ENAMORADOS Y HORTALIZAS
( Amoureux et primeurs )
Publicado en Le Gaulois, el 30 de marzo de 1881
Henos
aquí entrando desde hace algunos días en la primavera oficial. Estación
odiosa, arruinada por esa plaga que se
denomina: los Enamorados, bendita estación, totalmente llena de ese favor
divino que se llama - las Hortalizas.
No crean que quiero decir algo malo del amor. Es el amor primaveral el que
detesto, esta empuje de la savia del corazón, que sube al mismo tiempo que la
sabia de los árboles, esa inconsciente necesidad que te hace arrullar como a
los tórtolos: fermentación de la sangre, nada más, trampa grosera de la
naturaleza, donde no deberían caer más que los muy jóvenes.

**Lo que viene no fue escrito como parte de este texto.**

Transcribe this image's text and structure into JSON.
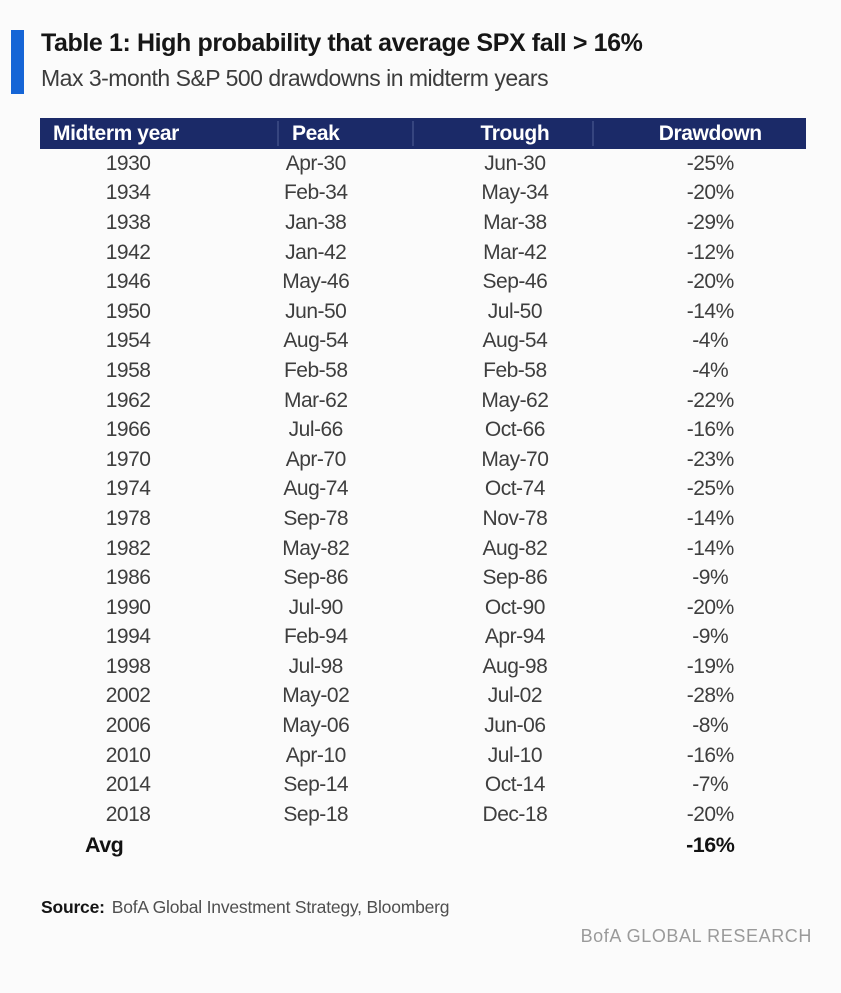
{
  "header": {
    "title": "Table 1: High probability that average SPX fall > 16%",
    "subtitle": "Max 3-month S&P 500 drawdowns in midterm years"
  },
  "chart_data": {
    "type": "table",
    "title": "Table 1: High probability that average SPX fall > 16%",
    "subtitle": "Max 3-month S&P 500 drawdowns in midterm years",
    "columns": [
      "Midterm year",
      "Peak",
      "Trough",
      "Drawdown"
    ],
    "rows": [
      [
        "1930",
        "Apr-30",
        "Jun-30",
        "-25%"
      ],
      [
        "1934",
        "Feb-34",
        "May-34",
        "-20%"
      ],
      [
        "1938",
        "Jan-38",
        "Mar-38",
        "-29%"
      ],
      [
        "1942",
        "Jan-42",
        "Mar-42",
        "-12%"
      ],
      [
        "1946",
        "May-46",
        "Sep-46",
        "-20%"
      ],
      [
        "1950",
        "Jun-50",
        "Jul-50",
        "-14%"
      ],
      [
        "1954",
        "Aug-54",
        "Aug-54",
        "-4%"
      ],
      [
        "1958",
        "Feb-58",
        "Feb-58",
        "-4%"
      ],
      [
        "1962",
        "Mar-62",
        "May-62",
        "-22%"
      ],
      [
        "1966",
        "Jul-66",
        "Oct-66",
        "-16%"
      ],
      [
        "1970",
        "Apr-70",
        "May-70",
        "-23%"
      ],
      [
        "1974",
        "Aug-74",
        "Oct-74",
        "-25%"
      ],
      [
        "1978",
        "Sep-78",
        "Nov-78",
        "-14%"
      ],
      [
        "1982",
        "May-82",
        "Aug-82",
        "-14%"
      ],
      [
        "1986",
        "Sep-86",
        "Sep-86",
        "-9%"
      ],
      [
        "1990",
        "Jul-90",
        "Oct-90",
        "-20%"
      ],
      [
        "1994",
        "Feb-94",
        "Apr-94",
        "-9%"
      ],
      [
        "1998",
        "Jul-98",
        "Aug-98",
        "-19%"
      ],
      [
        "2002",
        "May-02",
        "Jul-02",
        "-28%"
      ],
      [
        "2006",
        "May-06",
        "Jun-06",
        "-8%"
      ],
      [
        "2010",
        "Apr-10",
        "Jul-10",
        "-16%"
      ],
      [
        "2014",
        "Sep-14",
        "Oct-14",
        "-7%"
      ],
      [
        "2018",
        "Sep-18",
        "Dec-18",
        "-20%"
      ]
    ],
    "summary_row": {
      "label": "Avg",
      "peak": "",
      "trough": "",
      "drawdown": "-16%"
    },
    "drawdown_values_pct": [
      -25,
      -20,
      -29,
      -12,
      -20,
      -14,
      -4,
      -4,
      -22,
      -16,
      -23,
      -25,
      -14,
      -14,
      -9,
      -20,
      -9,
      -19,
      -28,
      -8,
      -16,
      -7,
      -20
    ],
    "average_drawdown_pct": -16
  },
  "source": {
    "label": "Source:",
    "text": "BofA Global Investment Strategy, Bloomberg"
  },
  "branding": "BofA GLOBAL RESEARCH",
  "colors": {
    "header_bg": "#1b2a68",
    "header_divider": "#36457f",
    "accent_bar": "#1565d6",
    "row_text": "#3e3e3e",
    "footer_gray": "#9a9a9a"
  }
}
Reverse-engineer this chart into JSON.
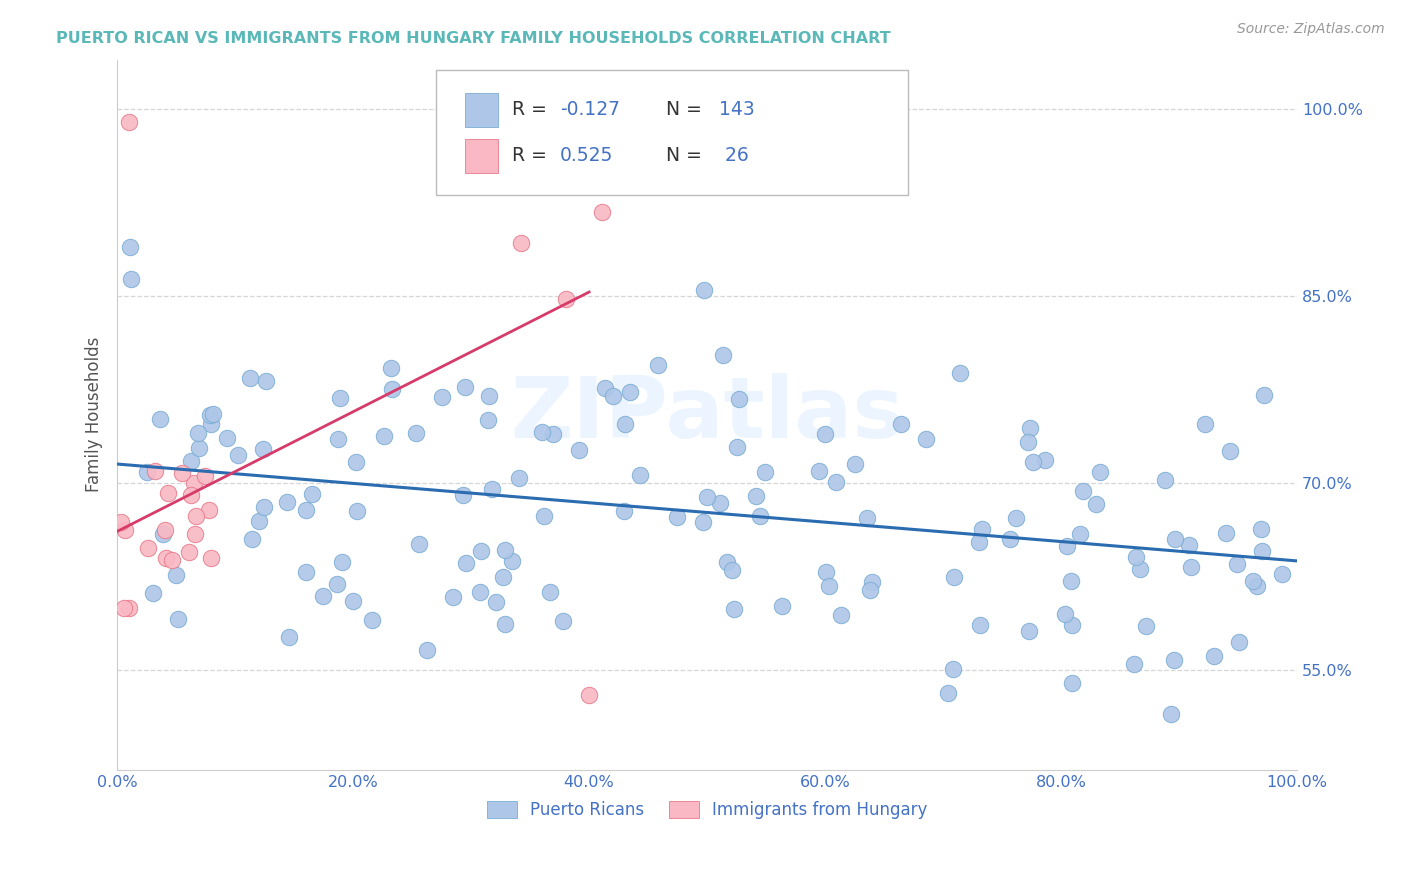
{
  "title": "PUERTO RICAN VS IMMIGRANTS FROM HUNGARY FAMILY HOUSEHOLDS CORRELATION CHART",
  "title_color": "#5BB8B8",
  "source_text": "Source: ZipAtlas.com",
  "ylabel": "Family Households",
  "xlim": [
    0.0,
    1.0
  ],
  "ylim": [
    0.47,
    1.04
  ],
  "yticks": [
    0.55,
    0.7,
    0.85,
    1.0
  ],
  "ytick_labels": [
    "55.0%",
    "70.0%",
    "85.0%",
    "100.0%"
  ],
  "xticks": [
    0.0,
    0.2,
    0.4,
    0.6,
    0.8,
    1.0
  ],
  "xtick_labels": [
    "0.0%",
    "20.0%",
    "40.0%",
    "60.0%",
    "80.0%",
    "100.0%"
  ],
  "blue_color": "#AEC6E8",
  "blue_edge": "#7AADD4",
  "pink_color": "#F9B8C4",
  "pink_edge": "#E87A8A",
  "trend_blue": "#2B6CB0",
  "trend_pink": "#D63B6A",
  "legend_label_blue": "Puerto Ricans",
  "legend_label_pink": "Immigrants from Hungary",
  "watermark": "ZIPatlas",
  "tick_color": "#4472C4",
  "label_color": "#555555",
  "grid_color": "#CCCCCC"
}
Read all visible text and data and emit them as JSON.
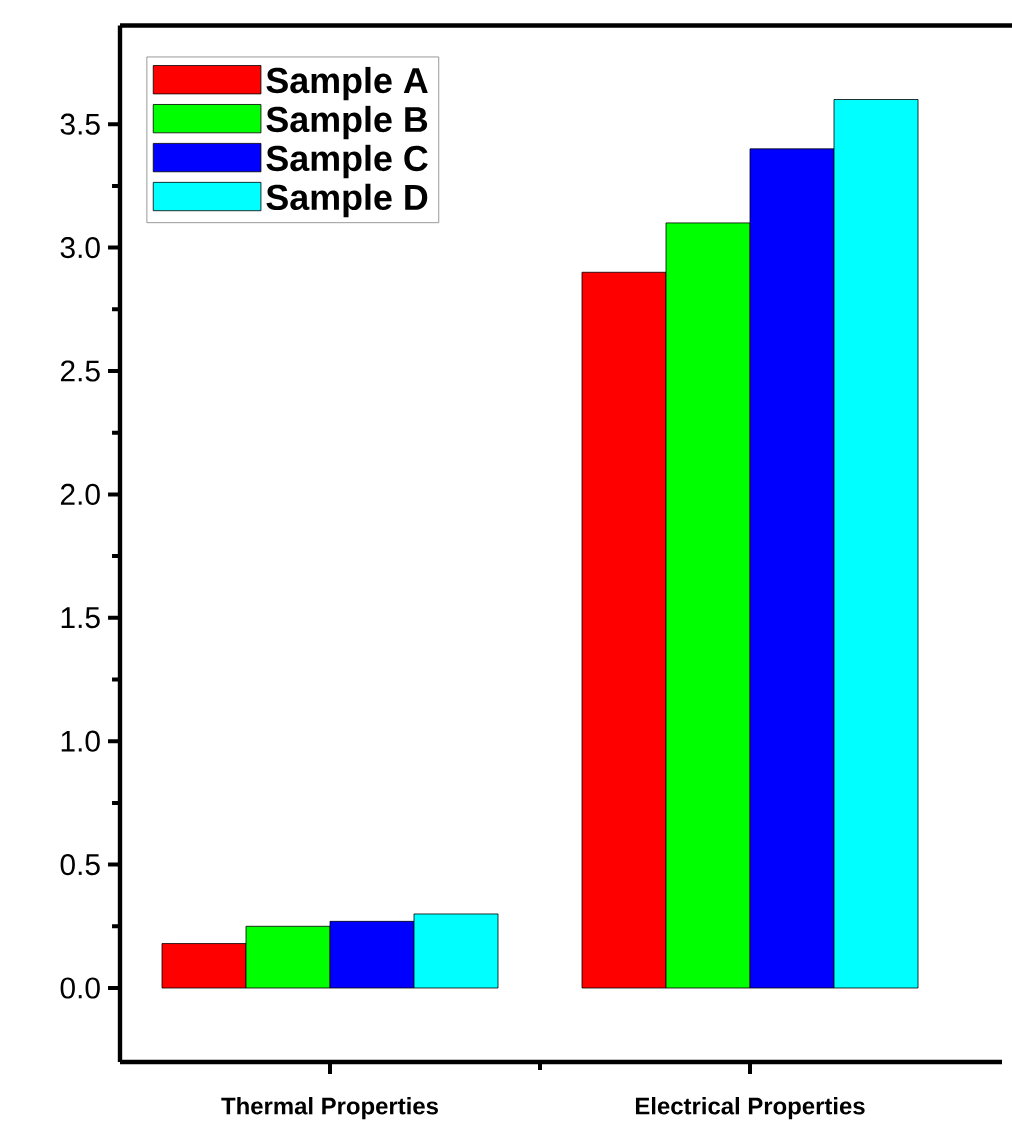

La primavera es, según se dice, ¡ la estación del amor ! ¿Por qué ? ¿ Para
los animales ? ¿ La estación del amor ? ¡ Como si, para los refinados, el
amor pudiese tener una estación ! Dejemos todavía la primavera para el amor de
los tipos del campo, los pequeños empleados incluso, los pobres.
Pero los mundanos, las personas que tienen un cerebro más que un corazón, los
artistas, aman sobre todo el invierno, en el calor perfumado de los salones, en
las salas de teatro deslumbrantes de luz, y que parece iluminar también una
llama de inteligencia, allí donde el amor eclosiona del mismo modo que las
flores de invernadero, enormes y enfermizas.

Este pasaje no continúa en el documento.